De groep stapt bedeesd op, een aantal leerlingen blijft een poosje achter en praat zachtjes met elkaar. Bart stompt zijn leerlingen met dit verhaal in hun maag en neemt daarmee een risico. 

Zoals altijd houdt hij zich beschikbaar om te SMS'en of bellen in geval iemand moeilijkheden ondervindt met het onderwerp. Nog voor de avond valt bevat de inbox vijf berichtjes, die hij meteen beantwoordt.
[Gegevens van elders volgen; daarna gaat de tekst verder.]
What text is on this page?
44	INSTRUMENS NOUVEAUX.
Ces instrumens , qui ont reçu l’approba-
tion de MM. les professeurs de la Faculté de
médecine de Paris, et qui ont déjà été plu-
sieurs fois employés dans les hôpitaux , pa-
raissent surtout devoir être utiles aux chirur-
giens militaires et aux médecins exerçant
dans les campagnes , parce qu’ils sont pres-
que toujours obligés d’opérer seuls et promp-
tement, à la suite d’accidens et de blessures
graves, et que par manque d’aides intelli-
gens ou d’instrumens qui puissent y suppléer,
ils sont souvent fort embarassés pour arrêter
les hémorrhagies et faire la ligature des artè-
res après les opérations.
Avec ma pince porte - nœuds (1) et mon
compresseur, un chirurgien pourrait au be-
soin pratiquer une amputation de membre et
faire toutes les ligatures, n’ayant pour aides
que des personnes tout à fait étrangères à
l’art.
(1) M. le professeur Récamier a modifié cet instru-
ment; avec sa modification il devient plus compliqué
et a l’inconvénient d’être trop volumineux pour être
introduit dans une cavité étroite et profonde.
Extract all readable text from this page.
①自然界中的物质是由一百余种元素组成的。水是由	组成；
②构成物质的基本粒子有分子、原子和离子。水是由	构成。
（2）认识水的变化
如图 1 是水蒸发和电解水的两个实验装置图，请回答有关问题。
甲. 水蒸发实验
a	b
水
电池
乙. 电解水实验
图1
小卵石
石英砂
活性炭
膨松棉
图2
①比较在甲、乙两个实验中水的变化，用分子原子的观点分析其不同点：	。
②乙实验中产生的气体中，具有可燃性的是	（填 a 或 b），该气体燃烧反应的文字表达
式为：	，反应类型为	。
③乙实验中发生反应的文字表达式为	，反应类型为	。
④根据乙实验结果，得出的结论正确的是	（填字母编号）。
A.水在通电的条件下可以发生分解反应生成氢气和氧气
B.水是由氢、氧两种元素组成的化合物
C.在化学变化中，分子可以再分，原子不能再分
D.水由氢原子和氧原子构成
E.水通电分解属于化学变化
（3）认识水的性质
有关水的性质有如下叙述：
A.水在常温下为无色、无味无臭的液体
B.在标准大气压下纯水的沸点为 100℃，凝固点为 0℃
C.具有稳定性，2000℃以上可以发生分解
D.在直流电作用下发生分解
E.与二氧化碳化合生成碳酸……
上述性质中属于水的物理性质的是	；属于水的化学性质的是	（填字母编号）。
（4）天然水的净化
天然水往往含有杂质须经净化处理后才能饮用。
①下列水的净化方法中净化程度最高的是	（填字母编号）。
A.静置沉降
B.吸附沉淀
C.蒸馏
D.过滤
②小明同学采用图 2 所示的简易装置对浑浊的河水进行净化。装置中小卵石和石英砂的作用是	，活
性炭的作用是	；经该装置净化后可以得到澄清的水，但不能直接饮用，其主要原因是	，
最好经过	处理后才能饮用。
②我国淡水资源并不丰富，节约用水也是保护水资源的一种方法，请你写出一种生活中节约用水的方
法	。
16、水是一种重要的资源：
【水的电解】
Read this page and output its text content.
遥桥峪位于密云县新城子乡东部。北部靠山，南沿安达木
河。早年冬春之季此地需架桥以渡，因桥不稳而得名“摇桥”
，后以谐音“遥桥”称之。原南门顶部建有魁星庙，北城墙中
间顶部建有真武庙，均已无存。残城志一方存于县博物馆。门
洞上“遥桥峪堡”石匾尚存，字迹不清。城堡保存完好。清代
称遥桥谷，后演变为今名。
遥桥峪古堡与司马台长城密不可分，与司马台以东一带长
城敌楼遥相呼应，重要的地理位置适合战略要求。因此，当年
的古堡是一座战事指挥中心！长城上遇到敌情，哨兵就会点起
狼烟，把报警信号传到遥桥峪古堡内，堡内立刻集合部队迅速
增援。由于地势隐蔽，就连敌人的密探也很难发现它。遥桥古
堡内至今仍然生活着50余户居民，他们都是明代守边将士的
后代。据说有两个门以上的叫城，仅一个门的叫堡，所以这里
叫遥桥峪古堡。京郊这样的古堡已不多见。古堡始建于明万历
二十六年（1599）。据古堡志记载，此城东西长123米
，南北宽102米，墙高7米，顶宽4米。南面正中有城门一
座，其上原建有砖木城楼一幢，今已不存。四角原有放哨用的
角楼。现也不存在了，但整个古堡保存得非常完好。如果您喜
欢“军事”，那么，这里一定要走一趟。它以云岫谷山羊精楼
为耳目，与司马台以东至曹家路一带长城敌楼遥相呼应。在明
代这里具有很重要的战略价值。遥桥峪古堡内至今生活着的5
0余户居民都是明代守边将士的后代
De volgende dag werd Bart ontboden bij de rector, hij wist al waarom omdat een van de leerlingen hem had gewaarschuwd. “Dag Bart! We hebben een klacht ontvangen van de ouders van een leerling over de les van gisteren.” Bart knikte. “I know.” “Koffie?” “Graag!” “Heeft ze je al geïnformeerd?” “Ja, de schat. Dit is klacht 23b, denk ik.” “Zoiets, enfin je kent de procedure, ik moet hem formeel afhandelen. “De klacht behelst het voorlezen van expliciete teksten, met name de verkrachting van het meisje door soldaten en het medisch onderzoek in het ziekenhuis.” Bart knikte weer. “Ja, dat zijn pittige teksten. Mag ik een voorstel doen?” “Natuurlijk!” “Ik schrijf de ouders een e-mail waarin ik vertel dat ik met de tekst de nadruk wilde leggen op één van de gruwelijkste misdaden tegen de menselijkheid: seksueel geweld in conflict­gebieden.” De rector onderbreekt hem. “Prima plan, vergeet niet erbij te zetten dat je je die avond beschikbaar hebt gehouden voor nazorg. En zet mij in de Cc!” Bart wist dat dit meestal afdoende was voor ouders en zo niet, dan werd de klachtencommissie ingeschakeld.